Volume 2, Number 8
Well, there are those who say that we at the SCROOMtimes are
becoming a boy's club. To that we say: "Yah, baby!". Well, not
really, but, we are a bunch of guys (except for the lovely Fiona).
We're looking for something funny to put here that isn't sexist.
As soon as we find it, it'll be here! If you have some ideas, by
all means send them to us at
firstname.lastname@example.org. We'd love to hear them!
Until then, though, we offer this:
A "Man's Rules for Women"
(In response to the popular "A Woman's 50 Rules for Men")
- Learn to work the toilet seat: if it's up, put it down.

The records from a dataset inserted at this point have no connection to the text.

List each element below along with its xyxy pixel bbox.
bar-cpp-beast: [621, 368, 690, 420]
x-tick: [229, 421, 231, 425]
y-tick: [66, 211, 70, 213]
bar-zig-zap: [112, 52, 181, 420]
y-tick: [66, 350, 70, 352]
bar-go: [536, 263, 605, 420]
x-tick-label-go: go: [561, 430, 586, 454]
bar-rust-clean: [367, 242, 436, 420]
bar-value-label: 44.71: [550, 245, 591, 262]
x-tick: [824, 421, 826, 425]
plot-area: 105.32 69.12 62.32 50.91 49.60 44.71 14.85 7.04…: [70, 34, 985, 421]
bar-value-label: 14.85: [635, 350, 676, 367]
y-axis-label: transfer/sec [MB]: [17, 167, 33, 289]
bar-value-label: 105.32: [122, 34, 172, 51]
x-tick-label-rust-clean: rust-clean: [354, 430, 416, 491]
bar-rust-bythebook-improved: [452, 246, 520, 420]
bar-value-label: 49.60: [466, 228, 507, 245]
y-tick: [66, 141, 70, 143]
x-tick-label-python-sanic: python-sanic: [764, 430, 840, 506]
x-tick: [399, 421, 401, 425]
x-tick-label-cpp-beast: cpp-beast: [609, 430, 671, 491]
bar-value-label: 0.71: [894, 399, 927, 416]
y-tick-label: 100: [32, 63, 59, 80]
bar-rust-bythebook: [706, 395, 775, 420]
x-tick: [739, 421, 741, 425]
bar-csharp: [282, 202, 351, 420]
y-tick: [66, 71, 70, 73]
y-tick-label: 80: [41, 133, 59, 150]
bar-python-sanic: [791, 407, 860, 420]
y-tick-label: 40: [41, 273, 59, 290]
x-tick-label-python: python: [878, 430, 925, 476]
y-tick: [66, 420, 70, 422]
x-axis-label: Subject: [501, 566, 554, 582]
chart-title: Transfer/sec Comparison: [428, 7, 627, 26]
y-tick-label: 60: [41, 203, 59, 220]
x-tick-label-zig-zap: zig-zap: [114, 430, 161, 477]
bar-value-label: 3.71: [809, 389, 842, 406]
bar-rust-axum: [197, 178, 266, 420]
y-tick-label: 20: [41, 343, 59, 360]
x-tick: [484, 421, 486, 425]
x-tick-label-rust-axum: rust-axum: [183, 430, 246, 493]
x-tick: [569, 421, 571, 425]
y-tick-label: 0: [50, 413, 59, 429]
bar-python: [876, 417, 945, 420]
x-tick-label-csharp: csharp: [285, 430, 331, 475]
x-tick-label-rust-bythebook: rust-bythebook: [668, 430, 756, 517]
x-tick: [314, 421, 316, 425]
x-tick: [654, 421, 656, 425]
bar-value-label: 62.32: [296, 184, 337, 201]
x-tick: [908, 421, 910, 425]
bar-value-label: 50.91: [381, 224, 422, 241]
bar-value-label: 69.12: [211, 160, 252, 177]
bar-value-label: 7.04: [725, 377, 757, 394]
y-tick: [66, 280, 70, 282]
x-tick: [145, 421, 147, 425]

- Don't cut your hair. Ever.
- Don't make us guess.
- If you ask a question you don't want an answer to, expect
an answer you don't want to hear.
- Sometimes, he's not thinking about you. Live with it.
- He's never thinking about "The Relationship."
- Get rid of your cat. And no, it's not different, it's just
like every other cat.
- Dogs are better than cats.
- Sunday Sports. It's like the full moon or the changing of
the tides. Let it be.
- Shopping is not everybody's idea of a good time.
- Anything you wear is fine. Really.
- You have enough clothes.
- You have too many shoes.
- Crying is blackmail. Use it if you must, but don't expect us
to like it.
- Your brother is an idiot.
- Ask for what you want. Subtle hints don't work.
- No, he doesn't know what day it is. He never will. Mark
- Share the bathroom.
- Share the closet.
- Yes and No are perfectly acceptable answers.
- A headache that lasts for 17 months is a problem. See a doctor.
- Nothing says 'I love you' like sex in the morning.
- Foreign films are best left to foreigners.
- Check your oil.
- Don't give us 50 rules when 25 will do.